The world is a complicated place, and every single one of us relies on metaphors to simplify the world and make it navigable.  In Metaphors we Live By, George Lakoff and Mark Johnson argue that metaphorical thinking is both far more common than we realize and completely necessary to us as we are bombarded by a world of infinitely complex stimuli.

Arguments are wars – “It was a battle of wits.”  Life is a journey – “I have finally arrived,” or “I just feel so lost.”

We take metaphors for granted, which gives them their power to clarify and define the world.  They are also gross simplifications, but very useful ones.

Jorge Luis Borges wrote a powerful allegory in 145 words called On Exactitude in Science, in which a generation of perfectionist cartographers created a map, “which coincided point for point” with their native country, a map that literally covered its own territory.  It was perfect in its complete representation and also perfectly useless.  As tools, maps work because of what they leave out, giving you just the lay of the land and not the land itself.  If it were otherwise, they wouldn’t fit in your glove compartment.

So it is for anyone who cares about the future of the web and who also knows that if we are to make any progress, the web as a shared, public resource that we all build together must be understood better by every user.  Every user needs the lay of the land, and until the day that we are all engineers, we will have to rely on metaphors, like Ms Heffernan’s.

People understand the difference between cities and suburbs.  Cities are vibrant, entrepreneurial, often marked by anonymity and spontaneity, diverse, and sometimes a little scary.  Cities are open.  Suburbs are perceived to be safe.  They are planned.

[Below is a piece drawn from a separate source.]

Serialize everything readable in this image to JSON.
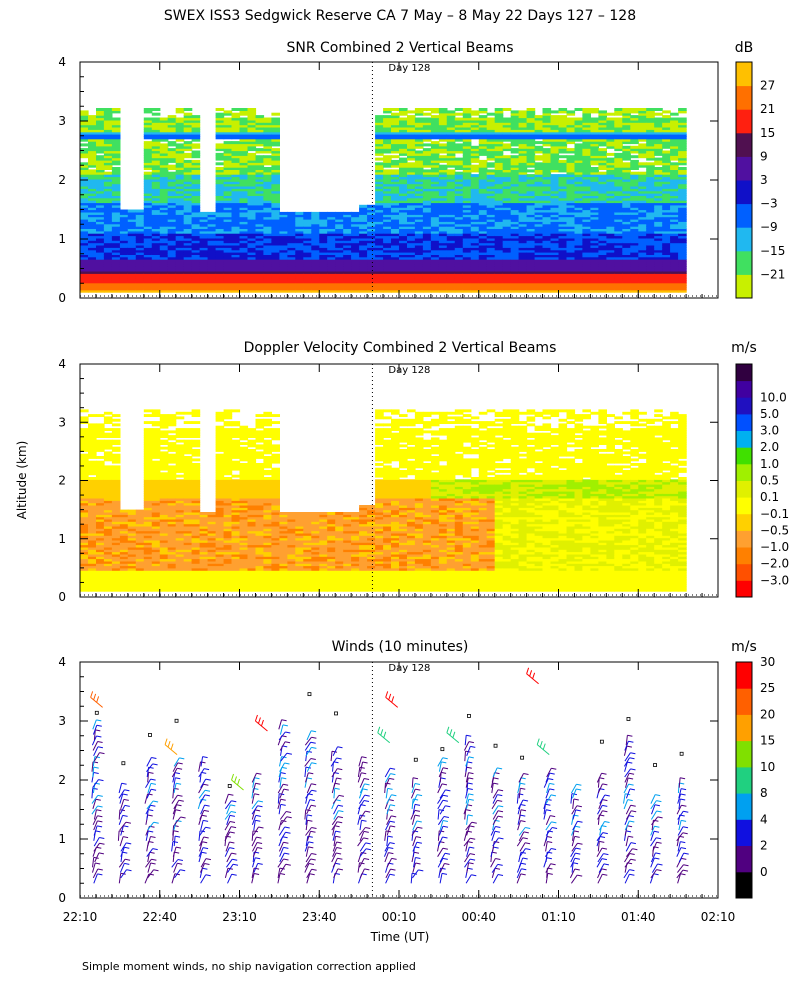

They have gated communities.  They are also artless, and many people find them anti-democratic and unsustainable.  They are closed.

Swap out the words “open web” for city and “closed web” for suburbs, and you get something that makes some sense.  It’s neither perfect nor precise, but if it makes a little sense for someone who is looking desperately to understand the constant changes brought on by the internet, then I’m definitely ok with that.

Technical discourse (“How is the web changing?”) requires technical precision.  Social discourse (“Should we support how the web is changing?”) requires a broader literary palate and deserves broader audiences.  As we strive to describe the web (or anything more complicated than a PB&J sandwich, for that matter), we will always dance clumsily on the line between rhetoric and reality.   However, I believe we must learn to use the former to help each other get a handle on the latter.